We protect personal information with administrative, technical, and physical safeguards proportionate to the sensitivity of the data:

  • HTTPS-only at the application load balancer (TLS 1.2 or higher).
  • Encryption at rest for the database, object storage, and secrets manager.
  • Two-factor authentication available for every advisor account; required for admin roles.
  • Tenant isolation enforced at the database query layer — a firm cannot read another firm's data even in the event of a code error.
  • Centralized audit logging on every privileged action.
  • Daily encrypted backups in the same Canadian region.

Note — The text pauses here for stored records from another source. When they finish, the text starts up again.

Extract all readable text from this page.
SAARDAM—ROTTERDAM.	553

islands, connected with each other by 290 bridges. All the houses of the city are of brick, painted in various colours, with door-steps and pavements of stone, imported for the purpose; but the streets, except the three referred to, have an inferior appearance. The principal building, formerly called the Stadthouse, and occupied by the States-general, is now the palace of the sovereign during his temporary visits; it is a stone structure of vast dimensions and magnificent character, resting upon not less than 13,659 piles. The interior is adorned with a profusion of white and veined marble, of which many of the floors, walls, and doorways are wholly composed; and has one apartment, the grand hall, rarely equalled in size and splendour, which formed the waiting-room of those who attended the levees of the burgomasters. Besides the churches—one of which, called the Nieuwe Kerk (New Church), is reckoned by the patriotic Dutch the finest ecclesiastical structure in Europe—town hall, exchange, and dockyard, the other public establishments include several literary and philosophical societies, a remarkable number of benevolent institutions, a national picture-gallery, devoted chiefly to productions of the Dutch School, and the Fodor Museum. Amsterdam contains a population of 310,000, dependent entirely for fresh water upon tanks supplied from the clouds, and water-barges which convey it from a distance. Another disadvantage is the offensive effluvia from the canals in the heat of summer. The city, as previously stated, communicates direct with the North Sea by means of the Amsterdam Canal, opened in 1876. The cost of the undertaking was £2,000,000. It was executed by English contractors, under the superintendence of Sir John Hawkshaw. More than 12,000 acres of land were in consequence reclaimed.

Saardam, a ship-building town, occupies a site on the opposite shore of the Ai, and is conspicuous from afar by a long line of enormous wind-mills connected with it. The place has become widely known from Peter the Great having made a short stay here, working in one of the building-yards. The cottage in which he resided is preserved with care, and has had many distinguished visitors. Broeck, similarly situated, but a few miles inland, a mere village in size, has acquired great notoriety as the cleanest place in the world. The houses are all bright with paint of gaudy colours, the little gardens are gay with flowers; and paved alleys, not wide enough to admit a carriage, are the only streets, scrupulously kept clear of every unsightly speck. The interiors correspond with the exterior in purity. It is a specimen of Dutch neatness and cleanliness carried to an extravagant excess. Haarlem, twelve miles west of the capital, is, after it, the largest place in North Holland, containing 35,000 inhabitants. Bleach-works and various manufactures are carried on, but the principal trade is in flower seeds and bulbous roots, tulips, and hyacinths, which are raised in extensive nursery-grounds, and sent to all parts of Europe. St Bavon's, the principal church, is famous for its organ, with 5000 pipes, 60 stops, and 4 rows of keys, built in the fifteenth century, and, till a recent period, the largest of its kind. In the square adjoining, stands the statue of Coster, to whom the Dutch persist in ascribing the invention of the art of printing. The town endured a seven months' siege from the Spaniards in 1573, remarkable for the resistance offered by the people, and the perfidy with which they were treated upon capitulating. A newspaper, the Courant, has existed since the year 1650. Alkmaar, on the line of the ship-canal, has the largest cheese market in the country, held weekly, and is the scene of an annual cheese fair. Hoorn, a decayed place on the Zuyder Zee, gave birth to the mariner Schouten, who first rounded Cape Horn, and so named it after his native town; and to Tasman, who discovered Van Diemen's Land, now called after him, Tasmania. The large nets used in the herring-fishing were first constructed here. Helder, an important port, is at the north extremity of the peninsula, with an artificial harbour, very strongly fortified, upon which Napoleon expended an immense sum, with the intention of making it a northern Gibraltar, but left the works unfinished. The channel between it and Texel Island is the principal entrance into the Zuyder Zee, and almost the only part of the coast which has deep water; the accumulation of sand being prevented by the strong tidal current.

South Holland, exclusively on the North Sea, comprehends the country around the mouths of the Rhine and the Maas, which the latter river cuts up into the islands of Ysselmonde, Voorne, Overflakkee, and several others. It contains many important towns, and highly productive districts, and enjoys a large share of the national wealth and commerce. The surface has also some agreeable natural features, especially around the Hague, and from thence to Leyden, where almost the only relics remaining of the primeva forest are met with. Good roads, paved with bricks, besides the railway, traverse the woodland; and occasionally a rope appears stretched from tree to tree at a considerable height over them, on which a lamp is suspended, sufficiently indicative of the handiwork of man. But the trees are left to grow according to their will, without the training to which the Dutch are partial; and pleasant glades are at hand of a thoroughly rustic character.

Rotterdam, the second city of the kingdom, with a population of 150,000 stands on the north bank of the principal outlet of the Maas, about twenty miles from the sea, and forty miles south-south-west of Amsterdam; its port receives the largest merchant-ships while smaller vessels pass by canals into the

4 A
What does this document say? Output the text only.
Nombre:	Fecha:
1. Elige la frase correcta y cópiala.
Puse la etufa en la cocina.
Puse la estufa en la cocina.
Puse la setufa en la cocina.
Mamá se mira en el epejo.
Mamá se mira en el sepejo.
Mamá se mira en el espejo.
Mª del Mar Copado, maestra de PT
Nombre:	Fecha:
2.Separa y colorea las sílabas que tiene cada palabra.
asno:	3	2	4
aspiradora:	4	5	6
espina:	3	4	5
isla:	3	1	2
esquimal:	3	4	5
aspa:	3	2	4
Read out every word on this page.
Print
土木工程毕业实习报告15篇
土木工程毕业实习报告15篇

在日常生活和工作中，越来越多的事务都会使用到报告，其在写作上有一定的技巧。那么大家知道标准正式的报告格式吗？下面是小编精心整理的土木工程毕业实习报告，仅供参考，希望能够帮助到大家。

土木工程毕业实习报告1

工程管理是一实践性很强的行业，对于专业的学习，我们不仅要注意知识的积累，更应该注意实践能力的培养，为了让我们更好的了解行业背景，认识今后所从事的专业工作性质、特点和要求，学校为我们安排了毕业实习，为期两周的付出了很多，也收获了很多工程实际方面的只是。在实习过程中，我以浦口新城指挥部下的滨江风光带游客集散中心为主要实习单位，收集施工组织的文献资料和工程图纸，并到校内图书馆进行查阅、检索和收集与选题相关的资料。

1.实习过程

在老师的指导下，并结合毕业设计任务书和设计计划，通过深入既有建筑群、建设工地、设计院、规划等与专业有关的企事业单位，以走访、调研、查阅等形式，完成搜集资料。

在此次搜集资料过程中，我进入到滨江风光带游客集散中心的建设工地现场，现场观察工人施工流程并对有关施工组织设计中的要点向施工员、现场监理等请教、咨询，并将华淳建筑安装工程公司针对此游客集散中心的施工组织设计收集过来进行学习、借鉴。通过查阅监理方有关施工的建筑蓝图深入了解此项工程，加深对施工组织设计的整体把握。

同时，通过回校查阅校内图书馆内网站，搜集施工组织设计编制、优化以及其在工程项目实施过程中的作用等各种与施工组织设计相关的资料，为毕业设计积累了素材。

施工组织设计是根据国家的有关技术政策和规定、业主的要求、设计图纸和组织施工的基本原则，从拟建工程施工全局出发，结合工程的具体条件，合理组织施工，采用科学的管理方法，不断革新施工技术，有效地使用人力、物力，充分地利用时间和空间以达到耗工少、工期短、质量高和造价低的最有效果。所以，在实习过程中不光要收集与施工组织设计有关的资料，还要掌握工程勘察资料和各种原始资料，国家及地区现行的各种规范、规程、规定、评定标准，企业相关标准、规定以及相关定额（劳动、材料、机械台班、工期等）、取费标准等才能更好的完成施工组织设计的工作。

For the operational detail behind these claims, see our Trust & security page.

10.Breaches

If we identify a confidentiality incident that creates a risk of serious injury — including loss, unauthorized access, or disclosure — we will notify affected individuals and the Commission d'accès à l'information du Québec (and other applicable regulators) without delay, as required by Law 25 and PIPEDA. Subscribing firms will be notified through their billing or security contact within 72 hours of confirmation.

11.Children

The platform is not directed to children under 14 and we do not knowingly collect personal information from them. The plan-member chatbot is intended for adult plan members covered by a Canadian group benefits plan.

12.Changes to this policy

We may update this policy as the product or its sub-processors change. Material changes will be communicated by email to firm billing contacts and posted on this page at least 30 days before they take effect. The "Last updated" date at the top of the page shows the current version.

Privacy Officer

Chris Gory

Email: chris@blankit.ca

Blankit Health Inc. — Canada

If you are not satisfied with our response to a privacy concern, you may contact the Commission d'accès à l'information du Québec (cai.gouv.qc.ca) or the Office of the Privacy Commissioner of Canada (priv.gc.ca).